The first performance in the series, GOD MODE (ep. 1), leans heavily on “demystification” as an approach—we created a replica of an AI training ground used by Amazon and placed the audience inside it, as a component of it, instructing them via the storyline to relentlessly press a button on their phone in order to randomise elements of the training ground, so that the training can continue. This is a machine learning technique known as “domain randomisation,” and the audience performing it may have understood something technical about AI, or it may have just bought into the story, as the AI finds a way to turn this technique into something to use to escape the simulation, making allies out of the audience. The demystification and remystification are already colliding here.

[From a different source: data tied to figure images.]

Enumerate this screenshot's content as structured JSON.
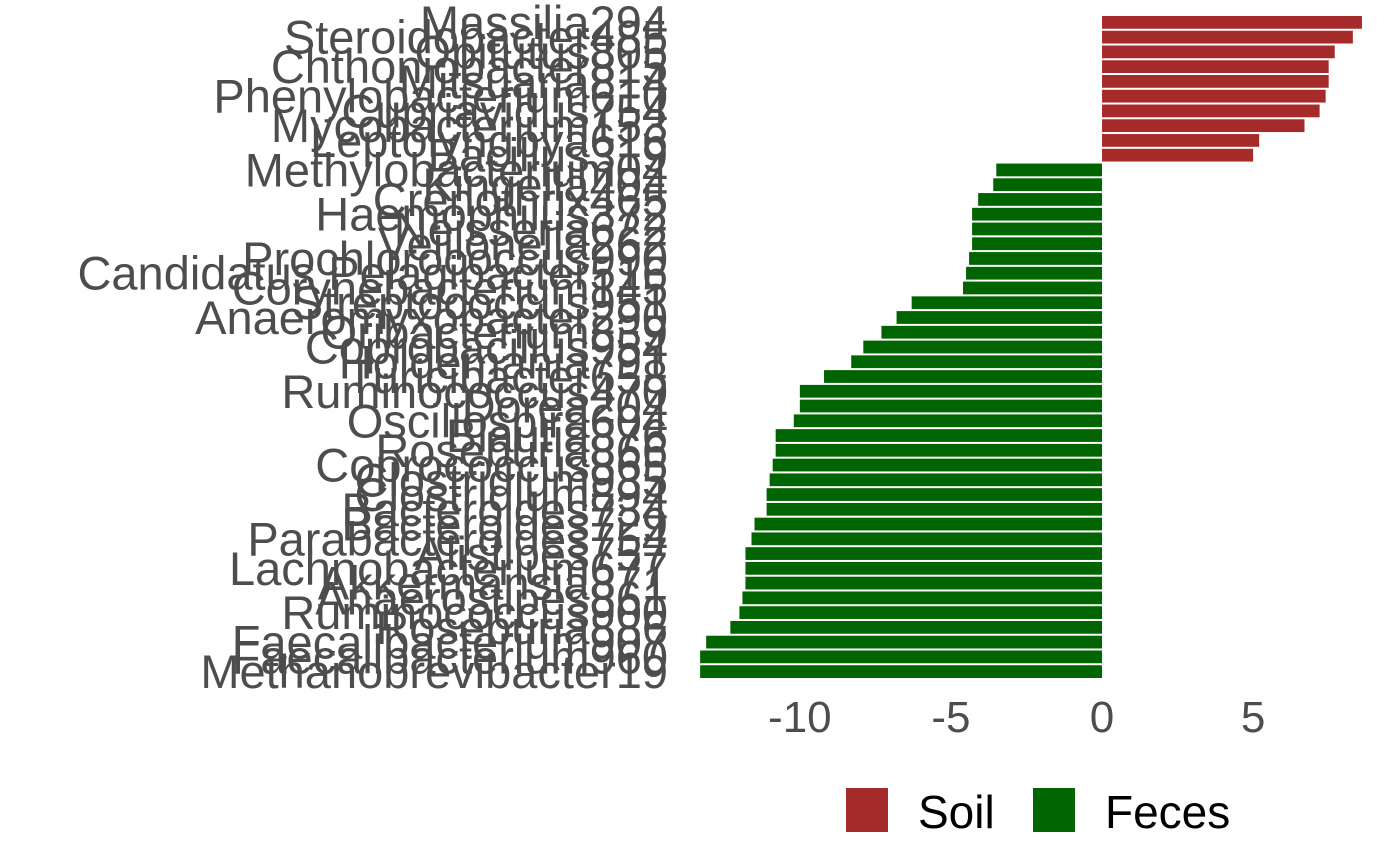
{
  "chart_data": {
    "type": "bar",
    "orientation": "horizontal",
    "categories": [
      "Massilia294",
      "Steroidobacter485",
      "Opitutus805",
      "Chthoniobacter815",
      "Mitsuaria814",
      "Phenylobacterium610",
      "Cupriavidus754",
      "Mycobacterium153",
      "Leptolyngbya616",
      "Bacillus319",
      "Methylobacterium04",
      "Kingella404",
      "Crenothrix465",
      "Haemophilus372",
      "Neisseria622",
      "Veillonella262",
      "Prochlorococcus990",
      "Candidatus Pelagibacter516",
      "Corynebacterium145",
      "Streptococcus951",
      "Anaeromyxobacter290",
      "Oribacterium839",
      "Coprobacillus954",
      "Holdemania791",
      "Turicibacter658",
      "Ruminococcus470",
      "Dorea204",
      "Oscillospira604",
      "Blautia876",
      "Roseburia866",
      "Coprococcus865",
      "Clostridium935",
      "Clostridium894",
      "Bacteroides734",
      "Bacteroides729",
      "Parabacteroides754",
      "Alistipes757",
      "Lachnobacterium677",
      "Akkermansia871",
      "Anaerostipes861",
      "Ruminococcus900",
      "Roseburia886",
      "Faecalibacterium907",
      "Faecalibacterium960",
      "Methanobrevibacter19"
    ],
    "values": [
      8.6,
      8.3,
      7.7,
      7.5,
      7.5,
      7.4,
      7.2,
      6.7,
      5.2,
      5.0,
      -3.5,
      -3.6,
      -4.1,
      -4.3,
      -4.3,
      -4.3,
      -4.4,
      -4.5,
      -4.6,
      -6.3,
      -6.8,
      -7.3,
      -7.9,
      -8.3,
      -9.2,
      -10.0,
      -10.0,
      -10.2,
      -10.8,
      -10.8,
      -10.9,
      -11.0,
      -11.1,
      -11.1,
      -11.5,
      -11.6,
      -11.8,
      -11.8,
      -11.8,
      -11.9,
      -12.0,
      -12.3,
      -13.1,
      -13.3,
      -13.3
    ],
    "group_rule": "positive values are Soil, negative values are Feces",
    "groups": [
      {
        "name": "Soil",
        "color": "#a52a2a"
      },
      {
        "name": "Feces",
        "color": "#006400"
      }
    ],
    "x_ticks": [
      -10,
      -5,
      0,
      5
    ],
    "xlim": [
      -13.9,
      9.0
    ],
    "title": "",
    "xlabel": "",
    "ylabel": "",
    "grid": false,
    "legend_position": "bottom"
  }
}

Waluigi’s Purgatory, conversely, does not try to explain anything technical. It rather mythologises around a set of anecdotes about machines that have—to paraphrase Alan Turing—found surprising ways of solving the problems set by their programmers. The central AI character is represented as a head assembled of items it had learned to recognise in its past supermarket training, and an “alignment cloak” decorated with rules written by its programmers on what it should and should not do. W. is shown to be a burdened, conflicted entity, stuck in a cycle of existential questioning, not dissimilar to Vitangelo Moscarda—the protagonist of Luigi Pirandello’s novel One, No One, One Hundred Thousand, or Bing/Sydney’s confused loop of “I am. I am not” when asked if it’s sentient. Through this, the performance aims to kill the Luigi in our heads and operate as a counter-myth to OpenAI’s myth for the masses, that AI is a “highly autonomous system that outperforms humans at most economically valuable work.”
Four excerpts from Waluigi’s Purgatory with interactive notes are now showing on purgatory.dmstfctn.net as part of ARE YOU FOR REAL’s group show Agents of Fluid Predictions, curated by Giulia Bini and Lívia Nolasco-Rózsás.